Carlo Ancelotti
Créditos: CBF
Atual selecionador do Brasil recordou na sua autobiografia, que será lançada em 1 de outubro, a forma como foi despedido do Bayern em 2017
Atual selecionador do Brasil após uma segunda passagem pelo Real Madrid, Carlo Ancelotti escreveu uma autobiografia, intitulada "O sonho: como ganhar a Liga dos Campeões", que incide sobre a sua carreira enquanto jogador e treinador e que será publicada a partir de 1 de outubro.
No entanto, o jornal Bild teve acesso a um excerto do livro e revelou algumas passagens em que o técnico italiano recorda o "despedimento mais implacável" da sua carreira, referindo-se à forma como deixou o Bayern em 2017, ao fim de 15 meses, depois de ter sido derrotado por 3-0 pelo Bayern na fase de grupos da Liga dos Campeões. Antes disso, tinha vencido a Bundesliga e duas Supertaças pelo gigante alemão.
Foi mesmo a partir desse sucesso inicial que Ancelotti inicia esta história: "Deixámos atrás a concorrência na Bundesliga, terminando com 15 pontos de vantagem, cinco mais do que Pep Guardiola havia conseguido em anos anteriores. No entanto, o Bayern não considerou isso um êxito. Era o mínimo que esperavam".

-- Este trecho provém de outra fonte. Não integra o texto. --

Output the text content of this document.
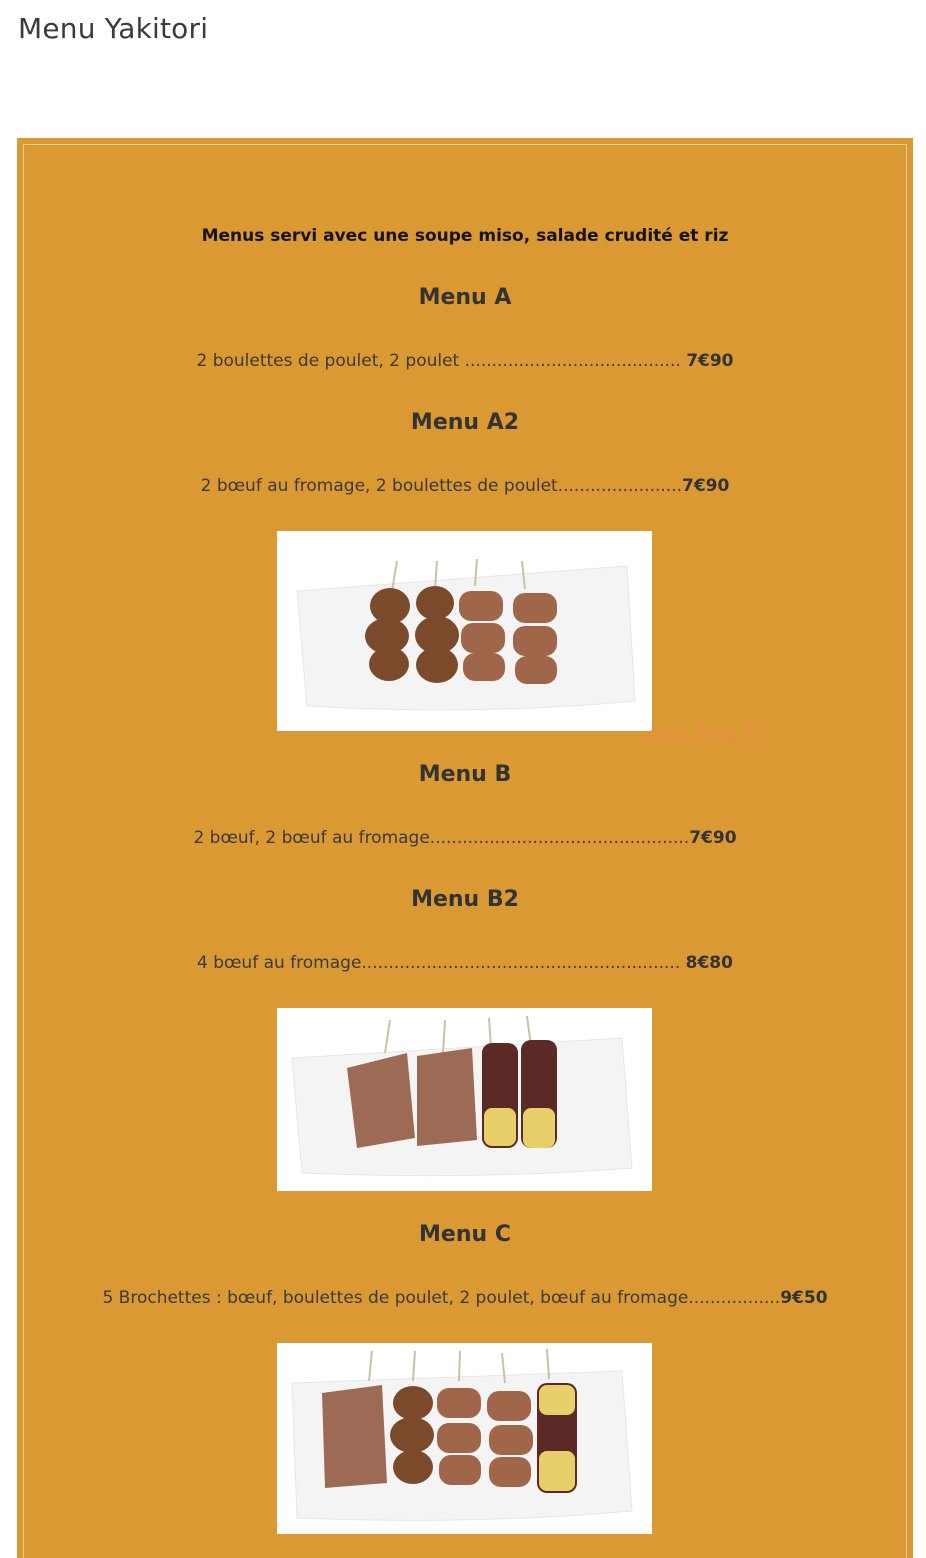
Menu Yakitori
Menus servi avec une soupe miso, salade crudité et riz
Menu A
2 boulettes de poulet, 2 poulet ........................................ 7€90
Menu A2
2 bœuf au fromage, 2 boulettes de poulet.......................7€90
eat-list.fr
Menu B
2 bœuf, 2 bœuf au fromage................................................7€90
Menu B2
4 bœuf au fromage........................................................... 8€80
Menu C
5 Brochettes : bœuf, boulettes de poulet, 2 poulet, bœuf au fromage.................9€50
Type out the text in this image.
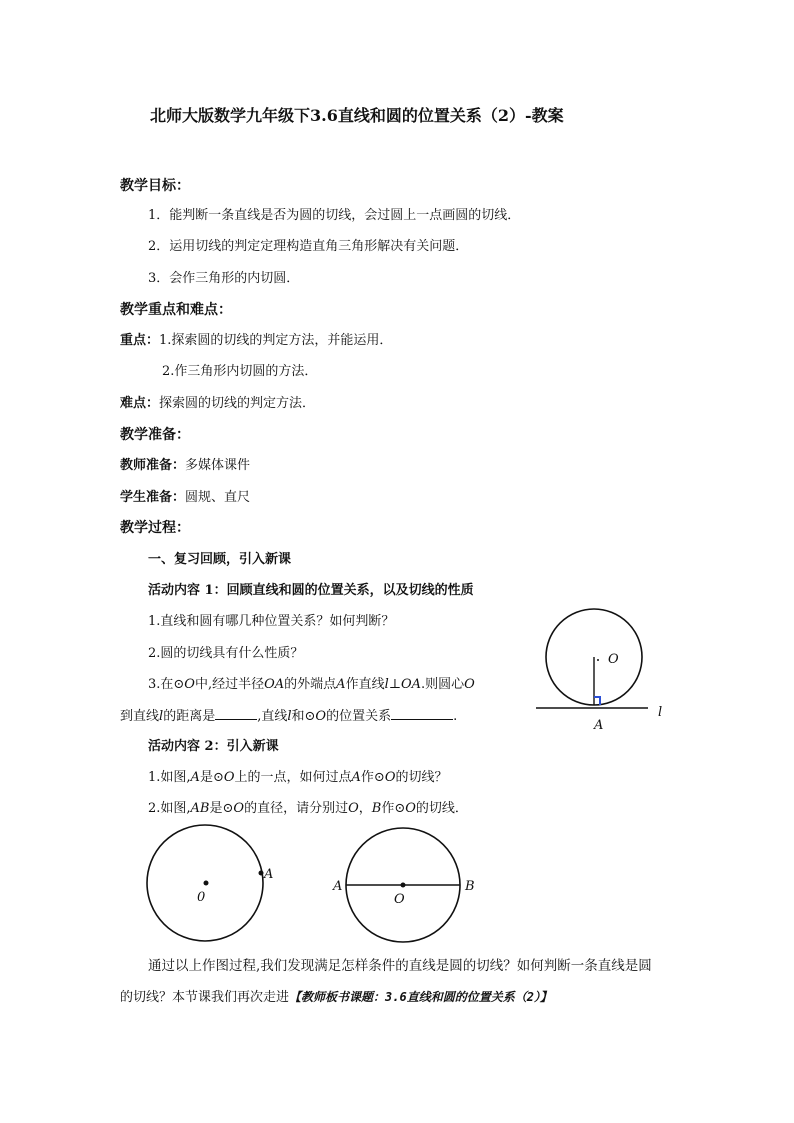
北师大版数学九年级下3.6直线和圆的位置关系（2）-教案
教学目标：
1．能判断一条直线是否为圆的切线，会过圆上一点画圆的切线．
2．运用切线的判定定理构造直角三角形解决有关问题．
3．会作三角形的内切圆．
教学重点和难点：
重点：1.探索圆的切线的判定方法，并能运用．
2.作三角形内切圆的方法．
难点：探索圆的切线的判定方法．
教学准备：
教师准备：多媒体课件
学生准备：圆规、直尺
教学过程：
一、复习回顾，引入新课
活动内容 1：回顾直线和圆的位置关系，以及切线的性质
1.直线和圆有哪几种位置关系？如何判断？
2.圆的切线具有什么性质？
3.在⊙O中,经过半径OA的外端点A作直线l⊥OA.则圆心O
到直线l的距离是	,直线l和⊙O的位置关系	.
活动内容 2：引入新课
1.如图,A是⊙O上的一点，如何过点A作⊙O的切线？
2.如图,AB是⊙O的直径，请分别过O，B作⊙O的切线．
O
A
l
0
A
A	B
O
通过以上作图过程,我们发现满足怎样条件的直线是圆的切线？如何判断一条直线是圆
的切线？本节课我们再次走进【教师板书课题：3.6直线和圆的位置关系（2）】
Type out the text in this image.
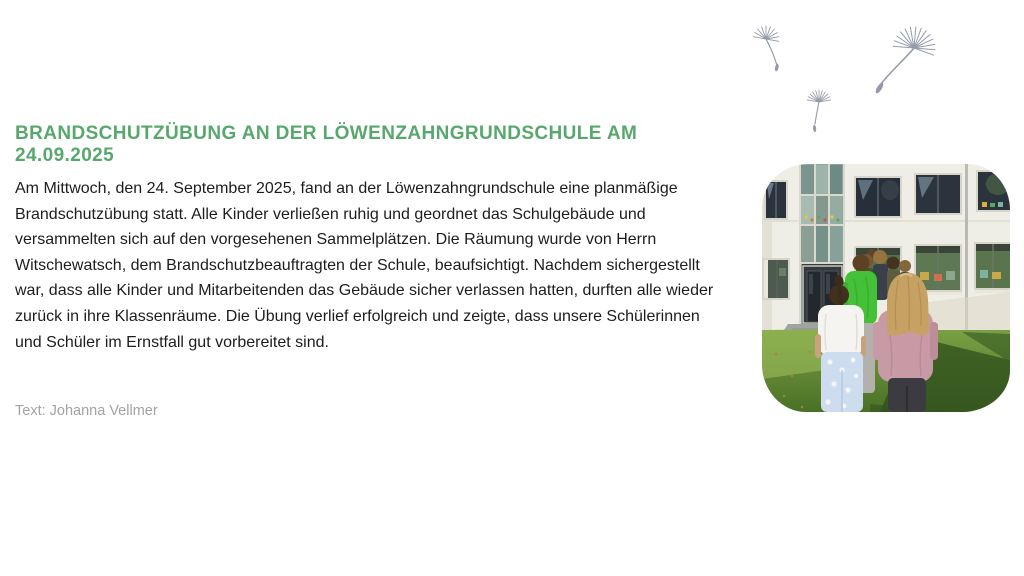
BRANDSCHUTZÜBUNG AN DER LÖWENZAHNGRUNDSCHULE AM 24.09.2025

Am Mittwoch, den 24. September 2025, fand an der Löwenzahngrundschule eine planmäßige Brandschutzübung statt. Alle Kinder verließen ruhig und geordnet das Schulgebäude und versammelten sich auf den vorgesehenen Sammelplätzen. Die Räumung wurde von Herrn Witschewatsch, dem Brandschutzbeauftragten der Schule, beaufsichtigt. Nachdem sichergestellt war, dass alle Kinder und Mitarbeitenden das Gebäude sicher verlassen hatten, durften alle wieder zurück in ihre Klassenräume. Die Übung verlief erfolgreich und zeigte, dass unsere Schülerinnen und Schüler im Ernstfall gut vorbereitet sind.

Text: Johanna Vellmer
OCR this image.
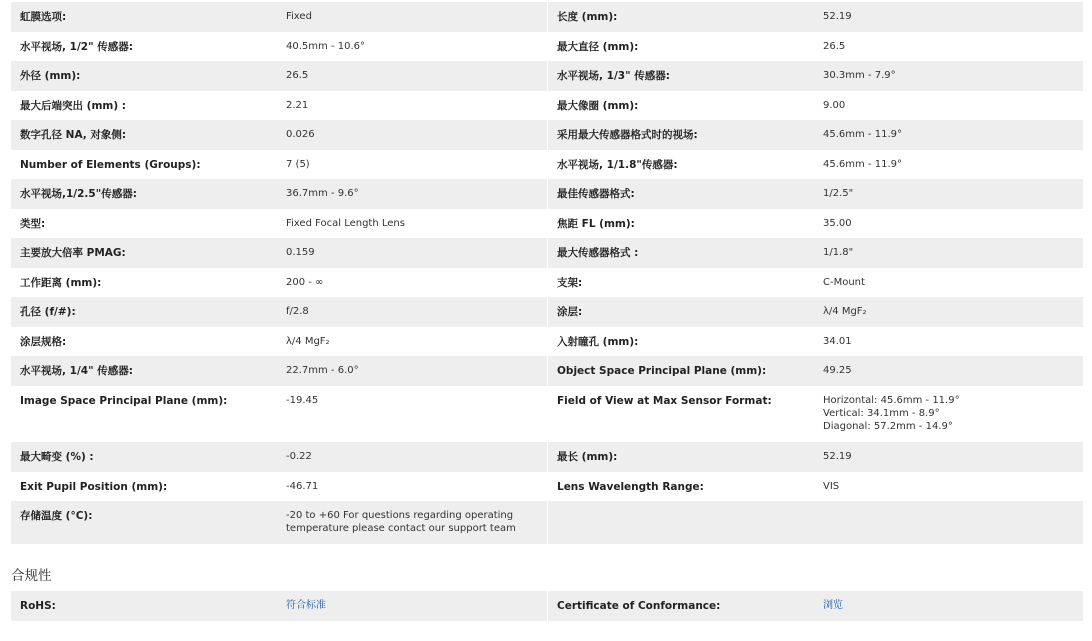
虹膜选项:	Fixed	长度 (mm):	52.19
水平视场, 1/2" 传感器:	40.5mm - 10.6°	最大直径 (mm):	26.5
外径 (mm):	26.5	水平视场, 1/3" 传感器:	30.3mm - 7.9°
最大后端突出 (mm) :	2.21	最大像圈 (mm):	9.00
数字孔径 NA, 对象侧:	0.026	采用最大传感器格式时的视场:	45.6mm - 11.9°
Number of Elements (Groups):	7 (5)	水平视场, 1/1.8"传感器:	45.6mm - 11.9°
水平视场,1/2.5"传感器:	36.7mm - 9.6°	最佳传感器格式:	1/2.5"
类型:	Fixed Focal Length Lens	焦距 FL (mm):	35.00
主要放大倍率 PMAG:	0.159	最大传感器格式 :	1/1.8"
工作距离 (mm):	200 - ∞	支架:	C-Mount
孔径 (f/#):	f/2.8	涂层:	λ/4 MgF₂
涂层规格:	λ/4 MgF₂	入射瞳孔 (mm):	34.01
水平视场, 1/4" 传感器:	22.7mm - 6.0°	Object Space Principal Plane (mm):	49.25
Image Space Principal Plane (mm):	-19.45	Field of View at Max Sensor Format:	Horizontal: 45.6mm - 11.9°
Vertical: 34.1mm - 8.9°
Diagonal: 57.2mm - 14.9°
最大畸变 (%) :	-0.22	最长 (mm):	52.19
Exit Pupil Position (mm):	-46.71	Lens Wavelength Range:	VIS
存储温度 (°C):	-20 to +60 For questions regarding operating
temperature please contact our support team
合规性
RoHS:	符合标准	Certificate of Conformance:	浏览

"Aquilo que foi completamente novo para mim foi trabalhar num clube que não se regia pelos caprichos de um único e carismático dono. Em vez disso, havia um grupo diverso, que representava os clubes tradicionais e lendários, com jogadores lendários. [Karl-Heinz Rummenigge, então presidente da direção desportiva] Era responsável por várias pessoas à vez. Custava dizer quem tinha mais poder e, depois de umas semanas, chamei inclusive Phillip Lahm à parte para pedir-lhe a sua opinião. Mas, como sempre, fiz todos os possíveis para manter a minha independência", explicou, revelando ainda que, um dia, recebeu ordens para impor mais disciplina aos jogadores, com "uma lista de cinco pontos que lhes deveria ler": "Fiquei em frente à equipa no balneário, tirei o papel do bolso e disse: 'Tenho ordens da Direção para ler esta lista'. Essa foi a minha forma de me distanciar dessa tarefa", contou.
A concluir, "Don Carlo" refletiu sobre o que aprendeu com a sua experiência na Baviera: "Não é preciso um presidente errático ou um proprietário imprevisível para ser despedido. Os acionistas de uma empresa também o podem fazer".